Les créances en souffrance pèsent. À fin 2025, leur taux atteint 8,2% dans le secteur bancaire marocain, pour un encours dépassant les 100 milliards de dirhams. Un niveau que le Wali de Bank Al-Maghrib, Abdellatif Jouahri, juge élevé au regard des standards internationaux. Derrière ce chiffre, une réalité simple : des ressources immobilisées, et autant de crédits qui tardent à irriguer l’économie réelle.
Ce n’est pas la première fois que le sujet revient sur la table. Mais cette fois, le ton change. L’urgence est plus palpable. « Tant que ces créances restent dans les bilans, elles limitent la capacité des banques à financer davantage », a-t-il insisté lors d’un séminaire organisé avec le ministère de la Justice. Dans un contexte où les entreprises cherchent de l’oxygène et où l’investissement doit repartir, chaque dirham compte.
Un marché secondaire pour desserrer l’étau
La réponse s’organise autour d’un levier encore peu exploité au Maroc : un marché secondaire des créances en souffrance.
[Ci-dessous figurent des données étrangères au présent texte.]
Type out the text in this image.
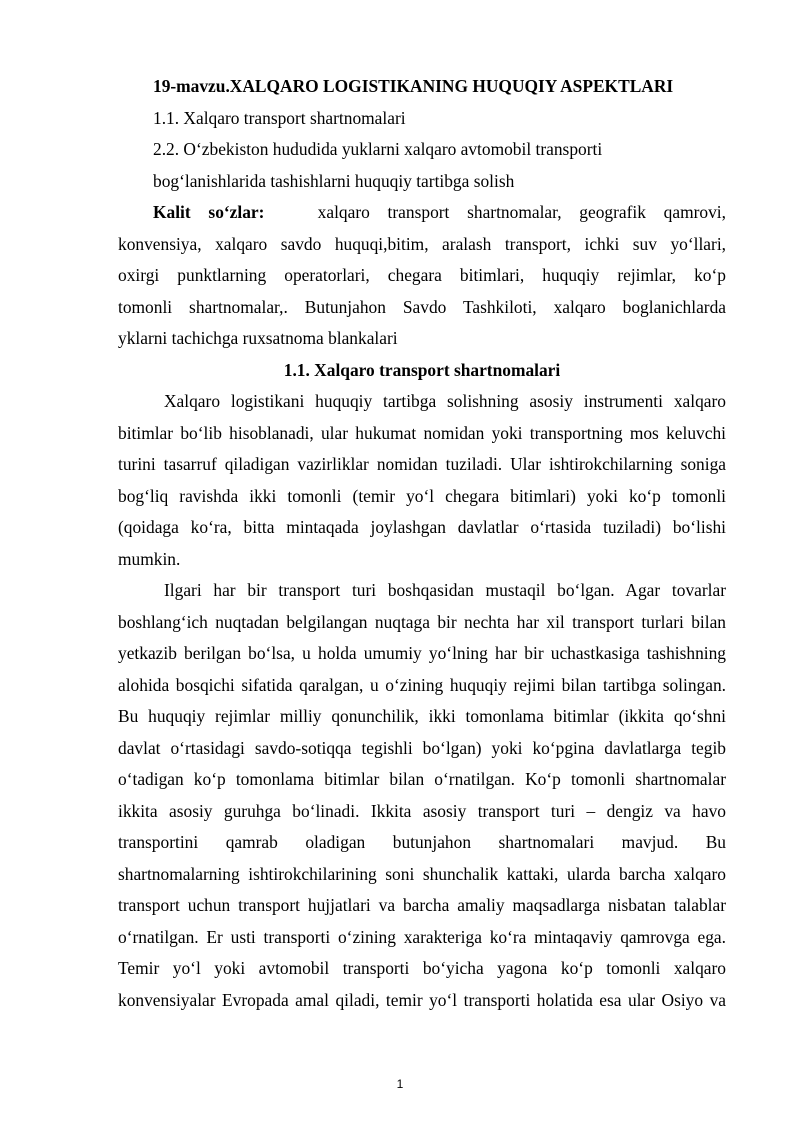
19-mavzu.XALQARO LOGISTIKANING HUQUQIY ASPEKTLARI
1.1. Xalqaro transport shartnomalari
2.2. O‘zbekiston hududida yuklarni xalqaro avtomobil transporti
bog‘lanishlarida tashishlarni huquqiy tartibga solish
Kalit so‘zlar:	xalqaro transport shartnomalar, geografik qamrovi,
konvensiya, xalqaro savdo huquqi,bitim, aralash transport, ichki suv yo‘llari,
oxirgi punktlarning operatorlari, chegara bitimlari, huquqiy rejimlar, ko‘p
tomonli shartnomalar,. Butunjahon Savdo Tashkiloti, xalqaro boglanichlarda
yklarni tachichga ruxsatnoma blankalari
1.1. Xalqaro transport shartnomalari
Xalqaro logistikani huquqiy tartibga solishning asosiy instrumenti xalqaro
bitimlar bo‘lib hisoblanadi, ular hukumat nomidan yoki transportning mos keluvchi
turini tasarruf qiladigan vazirliklar nomidan tuziladi. Ular ishtirokchilarning soniga
bog‘liq ravishda ikki tomonli (temir yo‘l chegara bitimlari) yoki ko‘p tomonli
(qoidaga ko‘ra, bitta mintaqada joylashgan davlatlar o‘rtasida tuziladi) bo‘lishi
mumkin.
Ilgari har bir transport turi boshqasidan mustaqil bo‘lgan. Agar tovarlar
boshlang‘ich nuqtadan belgilangan nuqtaga bir nechta har xil transport turlari bilan
yetkazib berilgan bo‘lsa, u holda umumiy yo‘lning har bir uchastkasiga tashishning
alohida bosqichi sifatida qaralgan, u o‘zining huquqiy rejimi bilan tartibga solingan.
Bu huquqiy rejimlar milliy qonunchilik, ikki tomonlama bitimlar (ikkita qo‘shni
davlat o‘rtasidagi savdo-sotiqqa tegishli bo‘lgan) yoki ko‘pgina davlatlarga tegib
o‘tadigan ko‘p tomonlama bitimlar bilan o‘rnatilgan. Ko‘p tomonli shartnomalar
ikkita asosiy guruhga bo‘linadi. Ikkita asosiy transport turi – dengiz va havo
transportini qamrab oladigan butunjahon shartnomalari mavjud. Bu
shartnomalarning ishtirokchilarining soni shunchalik kattaki, ularda barcha xalqaro
transport uchun transport hujjatlari va barcha amaliy maqsadlarga nisbatan talablar
o‘rnatilgan. Er usti transporti o‘zining xarakteriga ko‘ra mintaqaviy qamrovga ega.
Temir yo‘l yoki avtomobil transporti bo‘yicha yagona ko‘p tomonli xalqaro
konvensiyalar Evropada amal qiladi, temir yo‘l transporti holatida esa ular Osiyo va
1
L’idée est connue ailleurs. Elle consiste à permettre aux banques de céder ces actifs à des tiers, souvent spécialisés, afin d’assainir leurs bilans et de récupérer rapidement de la liquidité.
Le chantier avance. Un projet de loi est en préparation pour encadrer ces opérations. Élaboré avec l’appui de la Société financière internationale (IFC), il prévoit de simplifier les procédures de cession, tout en assurant le transfert automatique des garanties associées. Un point sensible. Car céder une créance, ce n’est pas seulement transférer une dette, c’est aussi transmettre un ensemble de droits, parfois complexes.
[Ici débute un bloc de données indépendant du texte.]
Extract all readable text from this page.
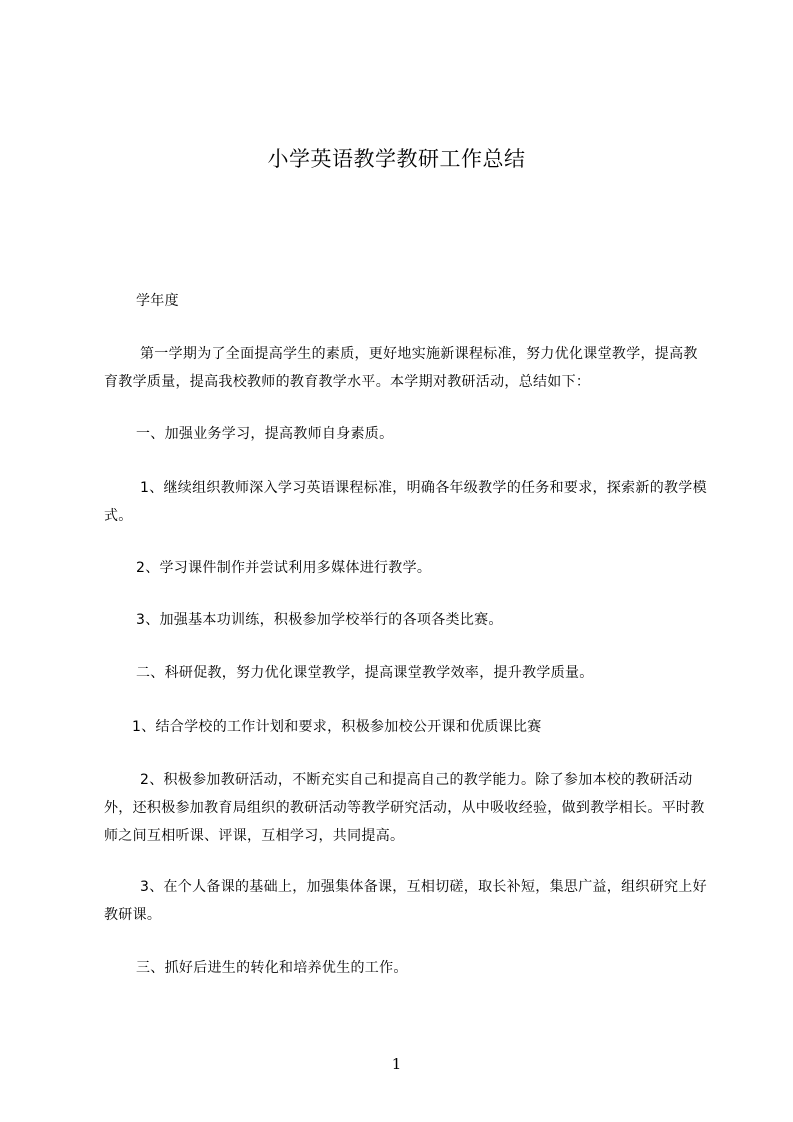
小学英语教学教研工作总结
学年度
第一学期为了全面提高学生的素质，更好地实施新课程标准，努力优化课堂教学，提高教育教学质量，提高我校教师的教育教学水平。本学期对教研活动，总结如下：
一、加强业务学习，提高教师自身素质。
1、继续组织教师深入学习英语课程标准，明确各年级教学的任务和要求，探索新的教学模式。
2、学习课件制作并尝试利用多媒体进行教学。
3、加强基本功训练，积极参加学校举行的各项各类比赛。
二、科研促教，努力优化课堂教学，提高课堂教学效率，提升教学质量。
1、结合学校的工作计划和要求，积极参加校公开课和优质课比赛
2、积极参加教研活动，不断充实自己和提高自己的教学能力。除了参加本校的教研活动外，还积极参加教育局组织的教研活动等教学研究活动，从中吸收经验，做到教学相长。平时教师之间互相听课、评课，互相学习，共同提高。
3、在个人备课的基础上，加强集体备课，互相切磋，取长补短，集思广益，组织研究上好教研课。
三、抓好后进生的转化和培养优生的工作。
1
Le texte insiste également sur la protection des débiteurs, notamment en matière de données personnelles. Un équilibre délicat à trouver, entre efficacité économique et respect des droits. Sur ce point, les autorités semblent vouloir éviter les dérives observées dans d’autres marchés.
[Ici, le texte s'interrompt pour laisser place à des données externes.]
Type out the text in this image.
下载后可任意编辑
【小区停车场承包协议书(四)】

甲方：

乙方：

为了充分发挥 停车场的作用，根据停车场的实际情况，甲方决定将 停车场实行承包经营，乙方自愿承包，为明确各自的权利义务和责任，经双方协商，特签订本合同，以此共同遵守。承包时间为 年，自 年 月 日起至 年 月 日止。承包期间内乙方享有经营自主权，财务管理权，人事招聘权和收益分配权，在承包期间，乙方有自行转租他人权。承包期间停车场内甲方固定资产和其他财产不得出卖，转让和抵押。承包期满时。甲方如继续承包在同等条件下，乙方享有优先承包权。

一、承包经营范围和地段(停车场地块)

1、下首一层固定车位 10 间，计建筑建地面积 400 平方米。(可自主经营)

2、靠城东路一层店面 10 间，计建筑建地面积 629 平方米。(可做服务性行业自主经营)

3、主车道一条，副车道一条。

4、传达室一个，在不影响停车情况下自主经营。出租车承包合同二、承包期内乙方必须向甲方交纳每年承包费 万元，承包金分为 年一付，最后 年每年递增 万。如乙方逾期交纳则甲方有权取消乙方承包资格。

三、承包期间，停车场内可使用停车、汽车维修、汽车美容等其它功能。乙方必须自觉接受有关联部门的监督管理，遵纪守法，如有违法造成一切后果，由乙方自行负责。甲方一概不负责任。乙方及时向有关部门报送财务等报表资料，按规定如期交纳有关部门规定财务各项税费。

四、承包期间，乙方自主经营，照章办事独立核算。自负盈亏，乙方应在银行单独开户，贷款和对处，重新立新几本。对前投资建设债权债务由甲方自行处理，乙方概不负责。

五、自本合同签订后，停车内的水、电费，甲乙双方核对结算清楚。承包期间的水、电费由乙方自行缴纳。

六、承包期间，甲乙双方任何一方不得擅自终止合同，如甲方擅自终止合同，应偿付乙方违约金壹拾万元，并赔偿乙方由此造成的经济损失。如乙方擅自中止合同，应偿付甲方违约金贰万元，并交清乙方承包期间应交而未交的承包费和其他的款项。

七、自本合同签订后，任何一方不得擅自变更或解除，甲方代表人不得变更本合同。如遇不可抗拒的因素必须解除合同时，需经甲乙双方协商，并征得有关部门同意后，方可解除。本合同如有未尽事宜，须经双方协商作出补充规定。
Réformes juridiques et virage numérique
En parallèle, Bank Al-Maghrib a déjà ajusté son dispositif. En décembre 2025, la circulaire sur la classification des créances a été revue. Une nouvelle catégorie, dite « sensible », a été introduite. Les conditions de restructuration ont été durcies, et la définition du défaut élargie. Objectif : renforcer la discipline et améliorer la transparence dans la gestion du risque de crédit.
Sur le terrain judiciaire, les défis restent nombreux. Le secrétaire général du Conseil supérieur du pouvoir judiciaire, Mounir Mountassir Bilah, a dressé un tableau sans fard : difficultés à établir le montant exact des dettes, débats sur la valeur des relevés bancaires, complexité des calculs d’intérêts et des garanties. Autant de points de friction qui ralentissent les procédures.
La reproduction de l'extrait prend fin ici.